A San Francisco Bay Area nursing home has backed out of an agreement to provide long-term care for a 13-year-old Oakland girl declared brain dead.
The facility, which has not been named, withdrew after Children’s Hospital Oakland, where Jahi McMath is now on a ventilator, refused to insert the breathing and feeding tubes necessary for her long-term care.
“We lost the facility that we were originally going to go with,” said Omari Sealey, Jahi’s uncle and the family’s spokesman.
Sealey said they are now in talks with three other nursing homes — two in Los Angeles and one in New York — that might be willing to take her.
A lawyer for Children’s Hospital Oakland said in a letter made public Friday that before the hospital would comply with the family’s request to move Jahi, it would need to speak directly with officials at any nursing home to make sure they understand her condition, “including the fact that Jahi is brain dead” — and to discuss needed preparations, including transportation.
Lawyer Douglas Straus also said the Alameda County coroner needs to sign off on the move “since we are dealing with the body of a person who has been declared legally dead.”
“Children’s Hospital will of course continue to do everything legally and ethically permissible to support the family of Jahi McMath. In that regard, Children’s will allow a lawful transfer of Jahi’s body in its current state to another location if the family can arrange such a transfer and Children’s can legally do so,” Straus wrote in the letter.
The Alameda County Coroner’s Bureau said it had no comment.
The letter was sent to the family’s lawyer, Christopher Dolan, after he said he was preparing a federal civil rights lawsuit to force the hospital to outfit Jahi with breathing and feeding tubes — surgical procedures Dolan said she would need to breathe and be fed at the new facility but which the nursing home is not equipped to insert.
The girl’s relatives had announced Thursday that they had found a nursing home in the San Francisco Bay Area that was willing to care for the girl if she had the tubes. Within hours, the hospital’s chief of pediatrics issued a statement saying Children’s would not cooperate because it “does not believe that performing surgical procedures on the body of a deceased person is an appropriate medical practice.”
Upon learning of the hospital’s position, the facility backed out.

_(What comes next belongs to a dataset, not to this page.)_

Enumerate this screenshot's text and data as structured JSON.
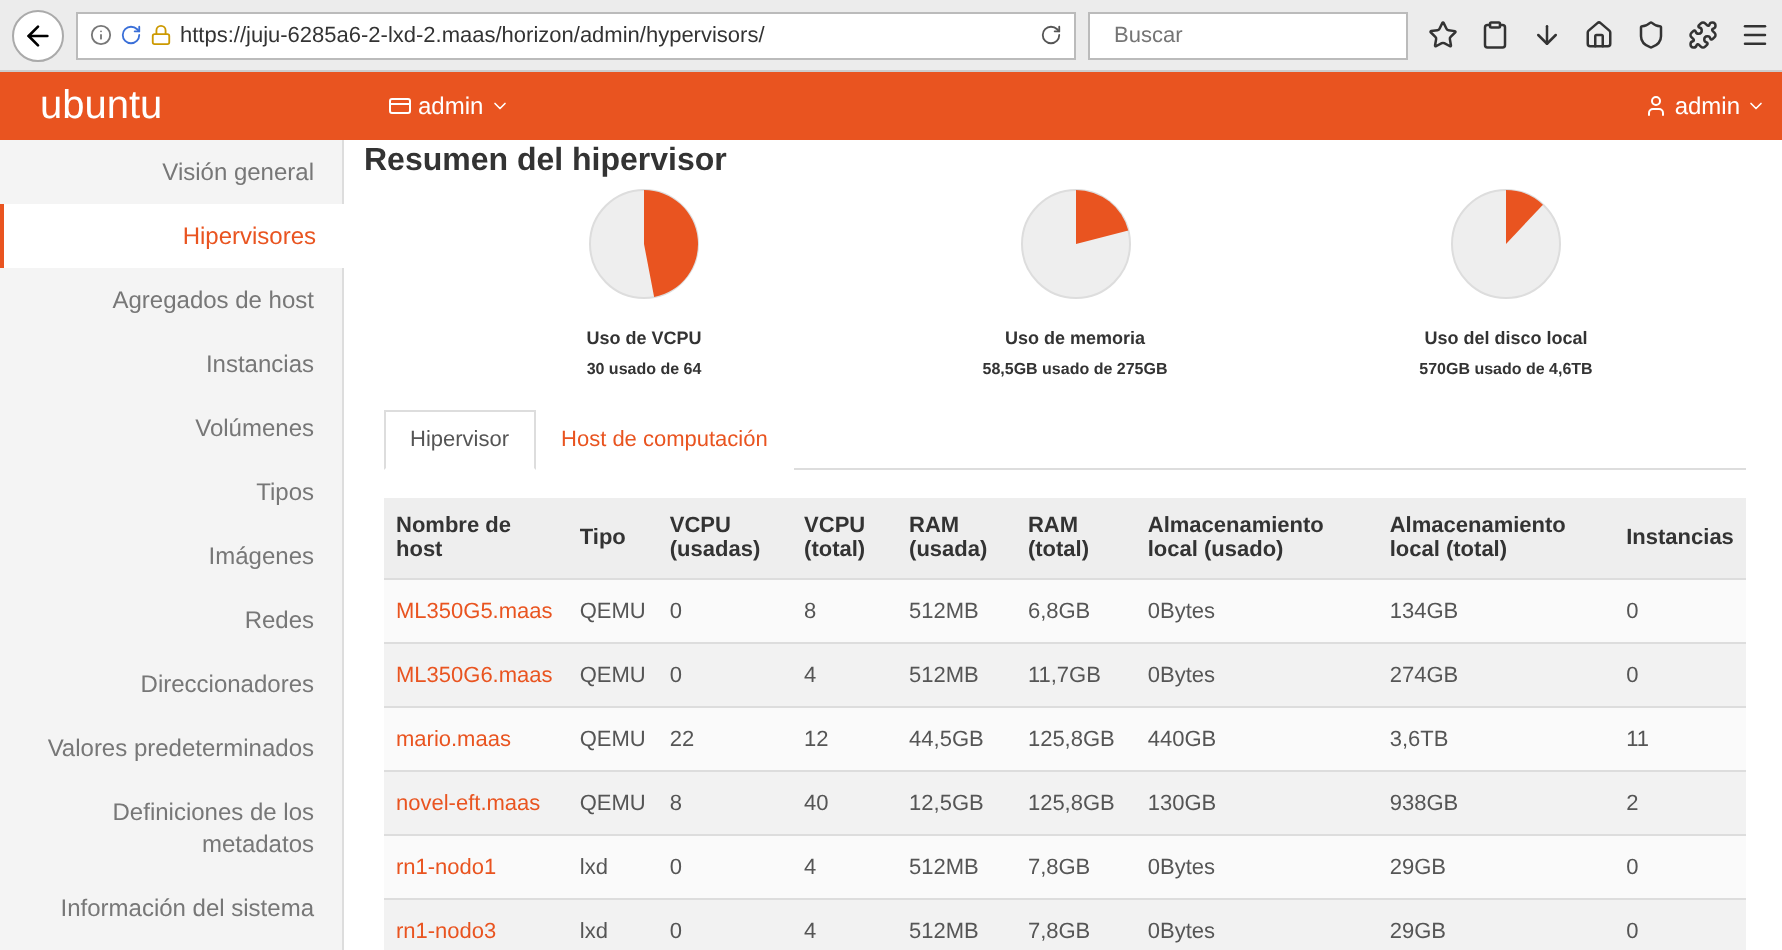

Dolan said earlier Friday that he was drafting a civil rights lawsuit alleging that the hospital’s refusal to cooperate violated her family’s religious, due process rights and privacy rights.
A compromise between the two sides needs to be reached quickly. A state court judge this week gave Jahi’s mother, Nailah Winkfield, until 5 p.m. Monday to appeal his decision to allow the hospital to take her daughter off life support.
Jahi underwent tonsil surgery at Children’s Hospital on Dec. 9 to treat sleep apnea. After she awoke from the operation, her family said, she started bleeding heavily from her mouth and went into cardiac arrest.